Ama beni çok şaşırtan iki oyuncu oldu. Biri Moskof Recep’i oynayan Turgut Tunçalp; oyunculuğunu ilk defa seyrettiğimi sanırken daha önce Show TV’de yayınlanan Türk’ün Uzayla İmtihanı’nda oynadığını öğrendim. Hangi oyuncu olduğunu bir türlü anlayamadım önce; sonra prensesin “kırık”yardımcılarından biri olduğunu öğrenince çok şaşırdım. Diğeri ise Şadiye’yi oynayan Dilara Aksüyek. Onun da Evlerden Biri’nde oynayan sinir bozucu, giyinmekle ilgili sorunları olan patron kızını oynadığını öğrendiğimde yine çok şaşırdım. Tanınmayacak kadar farklı karakterleri başarıyla canlandırabilmek iyi oyunculuğun en temel özelliklerinden biri bence.

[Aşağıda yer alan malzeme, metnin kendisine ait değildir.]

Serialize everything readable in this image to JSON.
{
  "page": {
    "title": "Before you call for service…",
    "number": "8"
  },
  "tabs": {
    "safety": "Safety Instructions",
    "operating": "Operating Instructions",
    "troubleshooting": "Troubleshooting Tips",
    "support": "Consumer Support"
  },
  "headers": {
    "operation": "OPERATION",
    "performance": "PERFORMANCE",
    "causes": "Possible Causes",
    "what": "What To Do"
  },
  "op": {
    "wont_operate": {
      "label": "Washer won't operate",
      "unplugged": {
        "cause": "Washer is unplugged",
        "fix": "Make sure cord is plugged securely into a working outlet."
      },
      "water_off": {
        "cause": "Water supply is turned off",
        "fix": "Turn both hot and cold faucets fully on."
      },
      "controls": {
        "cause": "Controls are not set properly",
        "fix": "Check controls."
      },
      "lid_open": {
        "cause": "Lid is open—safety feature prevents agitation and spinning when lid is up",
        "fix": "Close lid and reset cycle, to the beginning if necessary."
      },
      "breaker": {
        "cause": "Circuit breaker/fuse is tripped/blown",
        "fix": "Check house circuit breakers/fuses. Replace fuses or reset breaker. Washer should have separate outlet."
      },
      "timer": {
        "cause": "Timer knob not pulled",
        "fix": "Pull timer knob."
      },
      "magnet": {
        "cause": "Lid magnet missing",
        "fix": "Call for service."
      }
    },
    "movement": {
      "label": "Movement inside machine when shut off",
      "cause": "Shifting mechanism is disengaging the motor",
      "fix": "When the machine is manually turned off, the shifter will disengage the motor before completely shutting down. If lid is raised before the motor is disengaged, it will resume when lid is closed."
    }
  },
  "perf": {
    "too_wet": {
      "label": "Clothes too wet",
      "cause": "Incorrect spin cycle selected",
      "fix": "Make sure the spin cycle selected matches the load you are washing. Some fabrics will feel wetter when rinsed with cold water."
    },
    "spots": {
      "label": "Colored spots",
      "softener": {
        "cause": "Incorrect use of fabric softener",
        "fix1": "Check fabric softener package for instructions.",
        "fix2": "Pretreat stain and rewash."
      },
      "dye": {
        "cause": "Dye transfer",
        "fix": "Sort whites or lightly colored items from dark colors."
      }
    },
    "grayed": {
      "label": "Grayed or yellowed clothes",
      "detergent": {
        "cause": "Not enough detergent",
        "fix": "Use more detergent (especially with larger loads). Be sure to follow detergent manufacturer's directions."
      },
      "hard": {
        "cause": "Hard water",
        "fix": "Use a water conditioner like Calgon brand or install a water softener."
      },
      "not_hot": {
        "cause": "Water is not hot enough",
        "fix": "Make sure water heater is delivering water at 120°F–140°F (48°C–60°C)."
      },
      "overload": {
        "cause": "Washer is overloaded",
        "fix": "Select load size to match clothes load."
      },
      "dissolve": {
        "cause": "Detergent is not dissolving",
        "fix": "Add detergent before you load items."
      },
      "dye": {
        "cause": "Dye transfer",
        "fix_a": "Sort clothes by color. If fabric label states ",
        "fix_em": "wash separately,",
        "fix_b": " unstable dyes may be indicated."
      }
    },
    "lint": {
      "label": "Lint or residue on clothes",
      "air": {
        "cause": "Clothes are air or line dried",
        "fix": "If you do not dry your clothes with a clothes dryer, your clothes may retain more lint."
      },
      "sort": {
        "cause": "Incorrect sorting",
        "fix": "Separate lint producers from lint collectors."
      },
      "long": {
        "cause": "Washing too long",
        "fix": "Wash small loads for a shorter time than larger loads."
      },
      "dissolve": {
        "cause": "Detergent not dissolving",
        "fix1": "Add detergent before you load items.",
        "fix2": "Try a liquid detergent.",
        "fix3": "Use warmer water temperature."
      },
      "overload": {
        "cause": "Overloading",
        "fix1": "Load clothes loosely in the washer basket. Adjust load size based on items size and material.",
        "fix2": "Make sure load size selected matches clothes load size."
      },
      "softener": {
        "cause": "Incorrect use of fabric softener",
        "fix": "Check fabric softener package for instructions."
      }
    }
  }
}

Yasemin Allen’in de sadece iki dizide seyretmeme rağmen birbirine zıt iki karakteri başarıyla canlandıran biri olarak ne kadar yetenekli olduğu ortada.
Dizide bana en olmamış hissini veren oyuncu, Fırat’ı oynayan İbrahim Çelikkol. Oyunculuğuna ve yakışıklılığına tabiiki diyecek bir şey yok ama geçen sezon Star TV ‘de yayınlanan “İffet” de tecavüzcü çoşkunvari bir rolde oynayan oyuncunun şimdi romantik aşık olarak inandırıcılığı zayıf kalıyor. Bir de sosyal medyada sürekli yazılan “Engin Akyürek” ismi var ki bu da insanların kafasını karıştırıyor ve bence de Fırat rolüne daha uygun bir isim.
Son olarak merhamet in müziğinden de bahsetmemek olmaz diye düşünüyorum. Tabiki iyi bir senaryo ve oyuncu kadrosu olmadan ne müziğin ne de o, onla yattı; bu, bunu öptü haberlerinin dizinin izlenmesine kesinlikle bir etkisi yok. Merhamet’te senaryo ve oyuncu kısmı tamam olduğuna göre müziğine de bakabiliriz. Ferhat Livaneli ve Alp Erkin Çakmak ‘a ait olam müzikler gerçekten çok güzel. Özellikle jenerik müziği çok etkileyici. Bu sadece benim görüşüm değil Twitter’dan da takip ettiğim kadarıyla Merhamet’in müzikleri herkes tarafından çok beğeniliyor. Müzikler güzel olunca 2-3 dakikalık kısa bir klip her bölümde bulunsa ne iyi olurdu diye düşünüyorum ister istemez.
Yönetmenliğini M. Çağatay Tosun’un, yapımcılığını Gül Oğuz ‘un yaptığı Merhamet’in çarşamba akşamları 20:00 de Kanal D’de yayınlandığını da yine hatırlatmış olayım.